In its reflection, Riley’s face looked even paler. The only thing keeping hers from looking the same—assuming it didn’t, which she was just going to go ahead and assume—was the fact that she was still just high enough to be not quite as scared as she should be. And the fact that she was an absolute fucking expert at lying to herself.
But with every step closer to that glowing doorway, that ability drew just a tiny bit farther away from her.
Whatever. Wasn’t like she could just turn around and run. So she took one last deep breath and spun around the doorframe with her arm ready to throw the dirt at the first dead thing that moved.

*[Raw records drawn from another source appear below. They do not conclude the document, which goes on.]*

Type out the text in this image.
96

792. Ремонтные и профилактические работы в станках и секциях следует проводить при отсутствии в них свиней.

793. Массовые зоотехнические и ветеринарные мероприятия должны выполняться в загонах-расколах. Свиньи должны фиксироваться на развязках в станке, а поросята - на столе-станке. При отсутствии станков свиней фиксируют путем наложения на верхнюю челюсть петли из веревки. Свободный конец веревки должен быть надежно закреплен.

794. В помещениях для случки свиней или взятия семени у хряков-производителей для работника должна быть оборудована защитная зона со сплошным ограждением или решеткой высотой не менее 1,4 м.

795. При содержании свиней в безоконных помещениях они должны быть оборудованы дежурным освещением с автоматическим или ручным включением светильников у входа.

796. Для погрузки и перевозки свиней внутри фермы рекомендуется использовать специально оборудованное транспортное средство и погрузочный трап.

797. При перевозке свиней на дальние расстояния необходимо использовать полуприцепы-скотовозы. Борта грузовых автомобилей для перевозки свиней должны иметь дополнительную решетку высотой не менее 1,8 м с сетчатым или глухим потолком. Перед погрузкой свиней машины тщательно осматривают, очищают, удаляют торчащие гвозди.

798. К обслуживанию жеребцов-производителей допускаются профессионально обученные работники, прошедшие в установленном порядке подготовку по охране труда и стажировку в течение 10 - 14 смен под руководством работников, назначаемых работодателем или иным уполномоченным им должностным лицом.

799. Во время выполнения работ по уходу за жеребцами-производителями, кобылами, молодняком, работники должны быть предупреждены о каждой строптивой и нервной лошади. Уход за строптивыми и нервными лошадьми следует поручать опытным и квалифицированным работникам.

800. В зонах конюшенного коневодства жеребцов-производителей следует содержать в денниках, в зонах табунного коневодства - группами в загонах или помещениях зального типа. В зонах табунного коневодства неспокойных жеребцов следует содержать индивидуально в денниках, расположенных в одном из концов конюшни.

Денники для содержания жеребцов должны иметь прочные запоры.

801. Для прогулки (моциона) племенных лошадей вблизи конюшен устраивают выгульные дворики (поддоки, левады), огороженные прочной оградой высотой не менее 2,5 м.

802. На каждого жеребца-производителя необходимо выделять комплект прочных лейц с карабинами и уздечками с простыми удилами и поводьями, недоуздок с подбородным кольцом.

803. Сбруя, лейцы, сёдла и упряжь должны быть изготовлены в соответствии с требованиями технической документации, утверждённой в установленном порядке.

And found herself staring at three teenagers, who were obviously very alive, and who obviously thought they’d done something very clever, and who should have been thanking the gods who didn’t exist that Riley was there too because if he hadn’t been she would have been very tempted to beat the shit out of them with the nearest heavy object.
“What are you doing here?” Riley asked, but it was obvious from the stunned looks on their faces. Whoever they’d been expecting to walk through that door, it wasn’t two Church employees.
One of them glanced at the other two, and cleared his throat when they didn’t speak up. Fucking cowards. “We, uh, we thought you were some friends of ours.”
Damn it, why were her tattoos still tingling, if a ghost wasn’t in this room? This didn’t feel right, not at all. She needed to get those little bastards out of there as quickly as possible. “You need to leave, okay? Time to go.”
“We’ve been in here for like an hour,” the kid replied. The flashlight he’d hidden under his dark-blue jacket still glowed, made him glow. That’s where that bluish light had come from, she guessed, but nothing about these kids should have been setting off the alarms in her tattoos. Something else was around, waiting. “We haven’t seen anything.”
“Oh, right. That must mean nothing is here. This is such a small building.” She stepped sideways from the door; Riley, she was pleased to see, had already taken a step back into the hall. “Go on, get out of here.”
“But we can help you,” the first guy started.
Started, but didn’t get to finish. Because before the last word hit the air, the ghosts—who’d clearly been waiting for just this sort of noisy fun—slipped through the walls. Four of them.
And thanks to the debris and shit on the floor, including what appeared to be a damned cigarette lighter sitting on top of a backpack tucked against one of the drier sections of wall, they were ghosts with weapons.
Chess started to throw her dirt, put as much power behind it as she could, but missed as the teenagers freaked out and started running. One of them knocked her against the wall; another bounced off her and tumbled back. The third . . . the third had a face half obscured by blood, presumably from the chunk of concrete the ghost beside it was readying for another swing.
The kids screamed. Riley yelled something. Chess fought the rising tides of fear and irritation and grabbed another handful of dirt.
Go for the concrete-wielding ghost first, because if it smacked that kid again there’d be a nice layer of brains added to the general slime and mess on the floor. She managed to freeze that one, glanced around to see Riley doing the same with another.
That left two. Two ghosts and three teenagers who really should have fucking known better crowded into that small space. There was barely room to move in there, much less do anything else, and two of the ghosts were still mobile.
Flames erupted in the corner of her vision. That backpack had apparently been filled with papers—of course it was, they were high school kids—and one of the ghosts had set the whole thing alight. It threw the flaming sack at her.
She ducked, and slipped in the vile sludge covering the floor. Eeew. Cold water—and who knew what else, probably blood and urine and vomit—soaked her jeans.